Я попробовала приподняться, но быстро поняла, что это слишком поспешное решение, так как голова просто взорвалась болью. Со стоном упала обратно и отключилась, потому что голова не выдержала встречи с полом.
Очередное пробуждение вышло не в пример более приятным, так как боли не было. Даже как-то не верилось в это, и я осторожно попробовала пошевелить пальцами, потом рукой, затем ногу согнула и стукнулась обо что-то коленкой. Только тогда решилась открыть глаза, чтобы понять, что я лежу в реанимационной капсуле, а вокруг меня сидят остальные члены команды и что-то обсуждают, а видок у них потрёпанный.
Слышно мне ничего не было, так как капсула была полностью звукоизоляционной. При желании врача она, видимо, именно этот режим и включила. Однако мне очень хотелось бы знать, что произошло, так как этот сбор идёт явно не от хорошей жизни на корабле.
Я снова постучала по стеклу, так как мои манёвры остались незамеченными из-за напряжённой беседы.
Наконец, Настя увидела мои шевеления и ткнула в мою сторону пальцем. Вся команда в едином порыве уставилась на меня, а потом будто бы незаметно облегчённо выдохнула. Так что, мне было настолько плохо, что не чаяли выходить? Как-то страшно стало опять.

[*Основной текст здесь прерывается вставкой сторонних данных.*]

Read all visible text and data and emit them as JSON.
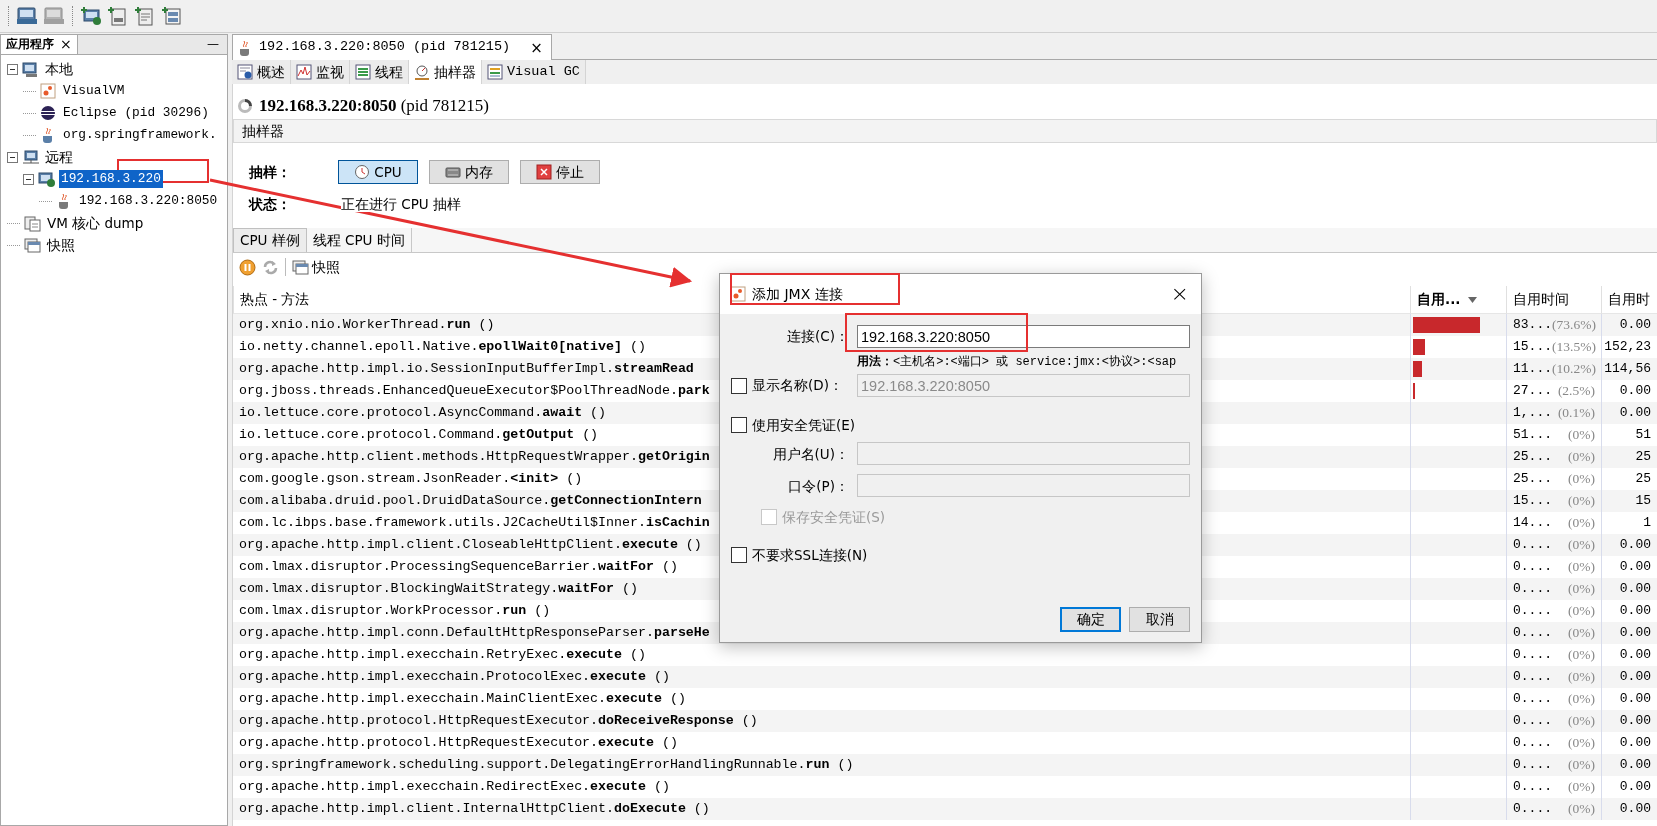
{
  "sidebar": {
    "title": "应用程序",
    "close": "×",
    "minimize": "—",
    "tree": [
      {
        "label": "本地",
        "kind": "host",
        "expanded": true,
        "selected": false,
        "children": [
          {
            "label": "VisualVM",
            "kind": "visualvm",
            "selected": false
          },
          {
            "label": "Eclipse (pid 30296)",
            "kind": "eclipse",
            "selected": false
          },
          {
            "label": "org.springframework.",
            "kind": "java",
            "selected": false
          }
        ]
      },
      {
        "label": "远程",
        "kind": "remote",
        "expanded": true,
        "selected": false,
        "children": [
          {
            "label": "192.168.3.220",
            "kind": "remote-host",
            "expanded": true,
            "selected": true,
            "children": [
              {
                "label": "192.168.3.220:8050",
                "kind": "jmx",
                "selected": false
              }
            ]
          }
        ]
      },
      {
        "label": "VM 核心 dump",
        "kind": "dump",
        "selected": false
      },
      {
        "label": "快照",
        "kind": "snapshot",
        "selected": false
      }
    ]
  },
  "document_tab": {
    "title": "192.168.3.220:8050 (pid 781215)",
    "close": "×"
  },
  "view_tabs": [
    {
      "label": "概述",
      "kind": "overview",
      "selected": false
    },
    {
      "label": "监视",
      "kind": "monitor",
      "selected": false
    },
    {
      "label": "线程",
      "kind": "threads",
      "selected": false
    },
    {
      "label": "抽样器",
      "kind": "sampler",
      "selected": true
    },
    {
      "label": "Visual GC",
      "kind": "gc",
      "selected": false
    }
  ],
  "heading": "**192.168.3.220:8050** (pid 781215)",
  "section_title": "抽样器",
  "sampling": {
    "label": "抽样：",
    "buttons": [
      {
        "label": "CPU",
        "kind": "cpu",
        "selected": true
      },
      {
        "label": "内存",
        "kind": "memory",
        "selected": false
      },
      {
        "label": "停止",
        "kind": "stop",
        "selected": false
      }
    ],
    "status_label": "状态：",
    "status": "正在进行 CPU 抽样"
  },
  "result_tabs": [
    {
      "label": "CPU 样例",
      "selected": true
    },
    {
      "label": "线程 CPU 时间",
      "selected": false
    }
  ],
  "result_tools": [
    {
      "kind": "pause",
      "disabled": false
    },
    {
      "kind": "refresh",
      "disabled": true
    },
    {
      "kind": "snapshot",
      "label": "快照",
      "disabled": false
    }
  ],
  "table": {
    "columns": [
      {
        "label": "热点 - 方法",
        "sorted": false
      },
      {
        "label": "自用...",
        "sorted": true
      },
      {
        "label": "自用时间",
        "sorted": false
      },
      {
        "label": "自用时",
        "sorted": false
      }
    ],
    "rows": [
      {
        "method": "org.xnio.nio.WorkerThread.**run** ()",
        "level": 0.736,
        "time": "83...",
        "percent": "(73.6%)",
        "column_4": "0.00"
      },
      {
        "method": "io.netty.channel.epoll.Native.**epollWait0[native]** ()",
        "level": 0.135,
        "time": "15...",
        "percent": "(13.5%)",
        "column_4": "152,23"
      },
      {
        "method": "org.apache.http.impl.io.SessionInputBufferImpl.**streamRead**",
        "level": 0.102,
        "time": "11...",
        "percent": "(10.2%)",
        "column_4": "114,56"
      },
      {
        "method": "org.jboss.threads.EnhancedQueueExecutor$PoolThreadNode.**park**",
        "level": 0.025,
        "time": "27...",
        "percent": "(2.5%)",
        "column_4": "0.00"
      },
      {
        "method": "io.lettuce.core.protocol.AsyncCommand.**await** ()",
        "time": "1,...",
        "percent": "(0.1%)",
        "column_4": "0.00"
      },
      {
        "method": "io.lettuce.core.protocol.Command.**getOutput** ()",
        "time": "51...",
        "percent": "(0%)",
        "column_4": "51"
      },
      {
        "method": "org.apache.http.client.methods.HttpRequestWrapper.**getOrigin**",
        "time": "25...",
        "percent": "(0%)",
        "column_4": "25"
      },
      {
        "method": "com.google.gson.stream.JsonReader.**<init>** ()",
        "time": "25...",
        "percent": "(0%)",
        "column_4": "25"
      },
      {
        "method": "com.alibaba.druid.pool.DruidDataSource.**getConnectionIntern**",
        "time": "15...",
        "percent": "(0%)",
        "column_4": "15"
      },
      {
        "method": "com.lc.ibps.base.framework.utils.J2CacheUtil$Inner.**isCachin**",
        "time": "14...",
        "percent": "(0%)",
        "column_4": "1"
      },
      {
        "method": "org.apache.http.impl.client.CloseableHttpClient.**execute** ()",
        "time": "0....",
        "percent": "(0%)",
        "column_4": "0.00"
      },
      {
        "method": "com.lmax.disruptor.ProcessingSequenceBarrier.**waitFor** ()",
        "time": "0....",
        "percent": "(0%)",
        "column_4": "0.00"
      },
      {
        "method": "com.lmax.disruptor.BlockingWaitStrategy.**waitFor** ()",
        "time": "0....",
        "percent": "(0%)",
        "column_4": "0.00"
      },
      {
        "method": "com.lmax.disruptor.WorkProcessor.**run** ()",
        "time": "0....",
        "percent": "(0%)",
        "column_4": "0.00"
      },
      {
        "method": "org.apache.http.impl.conn.DefaultHttpResponseParser.**parseHe**",
        "time": "0....",
        "percent": "(0%)",
        "column_4": "0.00"
      },
      {
        "method": "org.apache.http.impl.execchain.RetryExec.**execute** ()",
        "time": "0....",
        "percent": "(0%)",
        "column_4": "0.00"
      },
      {
        "method": "org.apache.http.impl.execchain.ProtocolExec.**execute** ()",
        "time": "0....",
        "percent": "(0%)",
        "column_4": "0.00"
      },
      {
        "method": "org.apache.http.impl.execchain.MainClientExec.**execute** ()",
        "time": "0....",
        "percent": "(0%)",
        "column_4": "0.00"
      },
      {
        "method": "org.apache.http.protocol.HttpRequestExecutor.**doReceiveResponse** ()",
        "time": "0....",
        "percent": "(0%)",
        "column_4": "0.00"
      },
      {
        "method": "org.apache.http.protocol.HttpRequestExecutor.**execute** ()",
        "time": "0....",
        "percent": "(0%)",
        "column_4": "0.00"
      },
      {
        "method": "org.springframework.scheduling.support.DelegatingErrorHandlingRunnable.**run** ()",
        "time": "0....",
        "percent": "(0%)",
        "column_4": "0.00"
      },
      {
        "method": "org.apache.http.impl.execchain.RedirectExec.**execute** ()",
        "time": "0....",
        "percent": "(0%)",
        "column_4": "0.00"
      },
      {
        "method": "org.apache.http.impl.client.InternalHttpClient.**doExecute** ()",
        "time": "0....",
        "percent": "(0%)",
        "column_4": "0.00"
      }
    ]
  },
  "dialog": {
    "title": "添加 JMX 连接",
    "close": "×",
    "connection": {
      "label": "连接(C)：",
      "value": "192.168.3.220:8050"
    },
    "hint": "**用法：**<主机名>:<端口> 或 service:jmx:<协议>:<sap",
    "display_name": {
      "label": "显示名称(D)：",
      "checked": false,
      "value": "192.168.3.220:8050",
      "disabled": true
    },
    "use_credentials": {
      "label": "使用安全凭证(E)",
      "checked": false
    },
    "username": {
      "label": "用户名(U)：",
      "disabled": true
    },
    "password": {
      "label": "口令(P)：",
      "disabled": true
    },
    "save_credentials": {
      "label": "保存安全凭证(S)",
      "checked": false,
      "disabled": true
    },
    "no_ssl": {
      "label": "不要求SSL连接(N)",
      "checked": false
    },
    "buttons": [
      {
        "label": "确定",
        "default": true
      },
      {
        "label": "取消",
        "default": false
      }
    ]
  }
}
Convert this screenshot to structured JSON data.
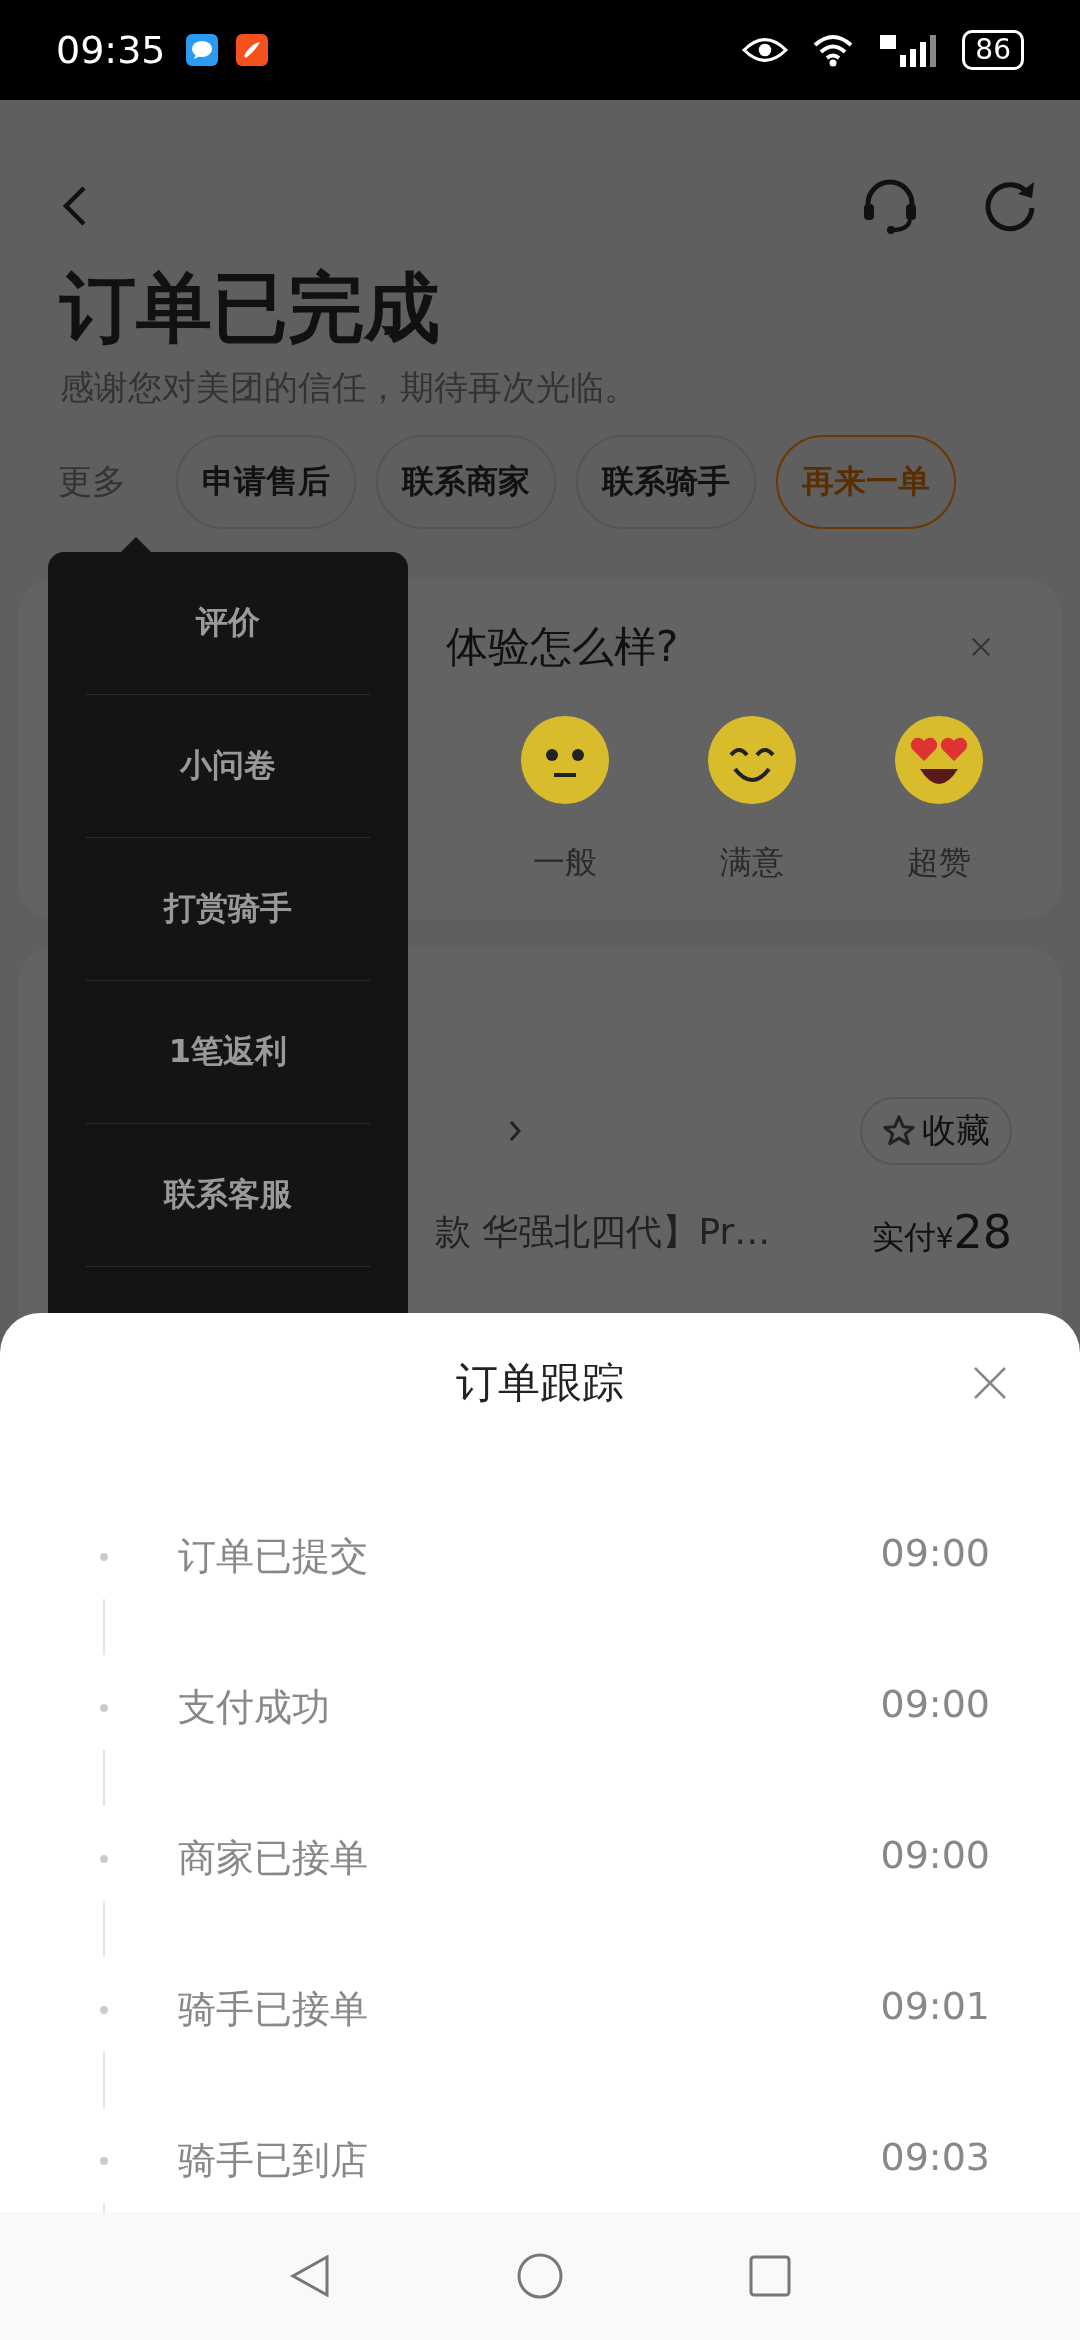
{
  "status_bar": {
    "time": "09:35",
    "battery": "86"
  },
  "header": {
    "title": "订单已完成",
    "subtitle": "感谢您对美团的信任，期待再次光临。"
  },
  "actions": {
    "more": "更多",
    "buttons": [
      {
        "label": "申请售后",
        "kind": "plain"
      },
      {
        "label": "联系商家",
        "kind": "plain"
      },
      {
        "label": "联系骑手",
        "kind": "plain"
      },
      {
        "label": "再来一单",
        "kind": "primary"
      }
    ]
  },
  "more_menu": {
    "items": [
      "评价",
      "小问卷",
      "打赏骑手",
      "1笔返利",
      "联系客服"
    ]
  },
  "rating_card": {
    "question": "体验怎么样?",
    "options": [
      {
        "label": "一般",
        "kind": "neutral"
      },
      {
        "label": "满意",
        "kind": "smile"
      },
      {
        "label": "超赞",
        "kind": "love"
      }
    ]
  },
  "product_card": {
    "favorite": "收藏",
    "item": {
      "title": "款 华强北四代】Pr…",
      "price_label": "实付",
      "currency": "¥",
      "price": "28"
    }
  },
  "tracking_sheet": {
    "title": "订单跟踪",
    "steps": [
      {
        "label": "订单已提交",
        "time": "09:00"
      },
      {
        "label": "支付成功",
        "time": "09:00"
      },
      {
        "label": "商家已接单",
        "time": "09:00"
      },
      {
        "label": "骑手已接单",
        "time": "09:01"
      },
      {
        "label": "骑手已到店",
        "time": "09:03"
      }
    ]
  }
}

Марина подошла ко мне и что-то потыкала в мониторе, мне стало слышно окружающие звуки.
– Пока не выпущу, лежи там, а то только показатели стали приближаться к норме, – строго сказала она мне и вернулась на своё место.
Я не слишком-то и возражала. Мне было так хорошо, что я совсем не мечтала о возвращении того жуткого состояния, что привело меня сюда.
– Привет, – осторожно проговорила я, но голова никак не отреагировала, и я продолжила бодрее, – а почему тут собрание?